Neither Mr. Taylor nor Mr. Owens responded to multiple requests for comment from The Washington Times, but both confirmed to The Atlanta Journal-Constitution this month that they will follow through on their promises to curtail cooperation.
The Times reached out to a number of Georgia-based migrant rights groups, but none replied for this article.
Not all will go free if Mr. Taylor holds to his promise to cooperate with ICE detainer requests. But without deputies on duty 24/7, some will be released without ICE having a chance to pick them up.
ICE is still holding out hope for some cooperation.
“We look forward to working with the newly elected sheriffs to continue our partnership and shared commitment to public safety,” said Thomas Giles, director of ICE’s deportation operations in Atlanta.
Georgia ranks fifth among states with the most ICE detainers over the past 15 or so years, according to the Transactional Records Access Clearinghouse at Syracuse University.
Gwinnett is by far the largest source of those, and Cobb is second.
In 2019, Gwinnett conducted more than 5,000 interviews with inmates under the program and issued detainers on 2,168. More than 1,800 people were turned over to ICE.
Among those flagged were inmates connected to 20 murder cases, 10 rapes and more than 300 DUIs.
Over the past 15 years, Gwinnett’s county jail ranked ninth of all facilities for ICE detainers, according to Syracuse’s TRAC data.
Through the first nine months of fiscal year 2020, Gwinnett ranked third nationally, not because its numbers were rising but because other jurisdictions’ numbers are falling as they embrace sanctuary policies.
Gwinnett’s sheriff’s office said 13 of its people staff the 287(g) program.
The numbers for Cobb are tougher to pin down.
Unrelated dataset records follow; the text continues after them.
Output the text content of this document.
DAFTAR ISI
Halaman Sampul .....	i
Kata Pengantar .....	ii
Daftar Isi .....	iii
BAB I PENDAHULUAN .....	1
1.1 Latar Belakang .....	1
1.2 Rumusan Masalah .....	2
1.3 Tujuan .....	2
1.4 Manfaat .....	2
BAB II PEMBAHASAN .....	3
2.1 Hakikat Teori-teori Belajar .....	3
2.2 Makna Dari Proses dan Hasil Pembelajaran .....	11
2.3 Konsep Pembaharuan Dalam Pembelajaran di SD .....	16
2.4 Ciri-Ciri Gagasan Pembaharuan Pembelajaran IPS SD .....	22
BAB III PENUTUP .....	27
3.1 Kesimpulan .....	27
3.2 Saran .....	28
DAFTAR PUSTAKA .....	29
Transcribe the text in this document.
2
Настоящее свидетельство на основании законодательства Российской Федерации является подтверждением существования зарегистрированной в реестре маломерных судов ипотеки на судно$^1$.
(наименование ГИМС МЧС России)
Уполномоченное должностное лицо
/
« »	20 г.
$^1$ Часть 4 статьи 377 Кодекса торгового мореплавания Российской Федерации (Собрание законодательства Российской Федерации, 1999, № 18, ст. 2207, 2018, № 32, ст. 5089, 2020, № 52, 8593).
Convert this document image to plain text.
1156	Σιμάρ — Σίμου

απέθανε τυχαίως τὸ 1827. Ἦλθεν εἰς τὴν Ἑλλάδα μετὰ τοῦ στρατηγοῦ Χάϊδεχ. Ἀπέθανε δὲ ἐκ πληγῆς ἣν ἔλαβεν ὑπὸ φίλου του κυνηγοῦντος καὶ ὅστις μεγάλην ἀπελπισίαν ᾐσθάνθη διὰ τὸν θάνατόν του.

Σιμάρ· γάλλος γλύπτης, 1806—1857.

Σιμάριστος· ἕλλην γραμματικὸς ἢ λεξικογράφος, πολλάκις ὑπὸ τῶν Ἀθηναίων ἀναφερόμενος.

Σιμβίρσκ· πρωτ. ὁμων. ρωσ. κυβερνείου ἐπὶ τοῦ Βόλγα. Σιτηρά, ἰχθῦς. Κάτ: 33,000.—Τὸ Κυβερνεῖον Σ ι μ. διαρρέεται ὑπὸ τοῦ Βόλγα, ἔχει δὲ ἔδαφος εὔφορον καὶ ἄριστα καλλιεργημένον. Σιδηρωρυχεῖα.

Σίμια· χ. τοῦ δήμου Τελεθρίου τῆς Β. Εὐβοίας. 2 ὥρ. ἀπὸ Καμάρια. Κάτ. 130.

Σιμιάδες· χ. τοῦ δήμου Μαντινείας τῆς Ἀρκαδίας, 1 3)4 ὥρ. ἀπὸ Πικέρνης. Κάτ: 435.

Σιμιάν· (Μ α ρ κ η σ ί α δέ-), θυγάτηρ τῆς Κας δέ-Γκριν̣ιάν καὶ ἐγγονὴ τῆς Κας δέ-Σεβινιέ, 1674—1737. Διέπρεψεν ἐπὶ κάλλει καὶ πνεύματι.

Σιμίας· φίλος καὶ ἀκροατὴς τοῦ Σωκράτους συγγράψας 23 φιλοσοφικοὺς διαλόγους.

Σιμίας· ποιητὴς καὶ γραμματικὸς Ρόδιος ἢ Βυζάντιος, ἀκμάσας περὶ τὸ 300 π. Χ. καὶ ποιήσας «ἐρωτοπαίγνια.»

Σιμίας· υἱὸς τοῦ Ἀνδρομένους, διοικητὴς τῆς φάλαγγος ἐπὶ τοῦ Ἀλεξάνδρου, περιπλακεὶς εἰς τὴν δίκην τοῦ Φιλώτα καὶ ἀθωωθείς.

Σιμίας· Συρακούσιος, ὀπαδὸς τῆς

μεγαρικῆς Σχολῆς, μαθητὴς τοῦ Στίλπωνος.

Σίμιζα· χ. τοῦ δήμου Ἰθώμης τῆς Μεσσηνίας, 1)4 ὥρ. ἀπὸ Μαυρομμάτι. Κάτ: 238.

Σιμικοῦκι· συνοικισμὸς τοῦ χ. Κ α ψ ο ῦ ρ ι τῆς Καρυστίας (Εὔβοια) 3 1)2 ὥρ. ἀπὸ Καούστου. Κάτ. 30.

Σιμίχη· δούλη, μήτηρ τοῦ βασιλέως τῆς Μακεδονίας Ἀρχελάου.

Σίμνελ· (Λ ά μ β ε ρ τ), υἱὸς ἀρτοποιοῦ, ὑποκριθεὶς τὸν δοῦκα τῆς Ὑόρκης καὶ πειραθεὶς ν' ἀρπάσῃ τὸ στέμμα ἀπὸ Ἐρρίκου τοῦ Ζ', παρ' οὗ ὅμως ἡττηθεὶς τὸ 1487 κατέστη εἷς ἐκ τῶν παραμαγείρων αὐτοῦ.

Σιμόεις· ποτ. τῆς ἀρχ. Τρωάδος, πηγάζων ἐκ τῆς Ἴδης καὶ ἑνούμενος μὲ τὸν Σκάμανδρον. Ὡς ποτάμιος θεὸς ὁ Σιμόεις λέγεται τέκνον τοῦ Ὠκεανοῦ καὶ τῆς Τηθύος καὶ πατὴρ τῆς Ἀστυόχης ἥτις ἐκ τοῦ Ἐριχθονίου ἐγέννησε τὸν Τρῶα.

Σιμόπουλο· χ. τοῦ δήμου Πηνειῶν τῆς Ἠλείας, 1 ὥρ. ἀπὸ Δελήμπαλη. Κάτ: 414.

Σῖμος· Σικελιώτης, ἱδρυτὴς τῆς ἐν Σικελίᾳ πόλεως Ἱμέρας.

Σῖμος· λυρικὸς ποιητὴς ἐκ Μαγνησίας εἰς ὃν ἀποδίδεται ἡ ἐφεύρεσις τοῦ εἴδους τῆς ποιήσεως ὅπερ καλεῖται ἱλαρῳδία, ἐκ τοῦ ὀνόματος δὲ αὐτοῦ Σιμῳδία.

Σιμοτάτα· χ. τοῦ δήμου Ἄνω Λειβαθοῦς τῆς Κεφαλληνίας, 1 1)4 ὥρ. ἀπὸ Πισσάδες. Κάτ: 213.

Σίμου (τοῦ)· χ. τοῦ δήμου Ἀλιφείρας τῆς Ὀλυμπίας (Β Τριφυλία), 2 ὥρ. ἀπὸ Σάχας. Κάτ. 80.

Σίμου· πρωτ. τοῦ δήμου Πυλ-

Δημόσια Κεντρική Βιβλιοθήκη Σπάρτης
A spokesman for the sheriff’s department there told The Times that the newspaper would have to submit an open-records request to the department. The Times did so, was told no such information was available and was referred back to the spokesman.
According to TRAC, Cobb County fielded about 700 detainer requests in 2018, 574 in 2019 and 299 through the first nine months of fiscal year 2020.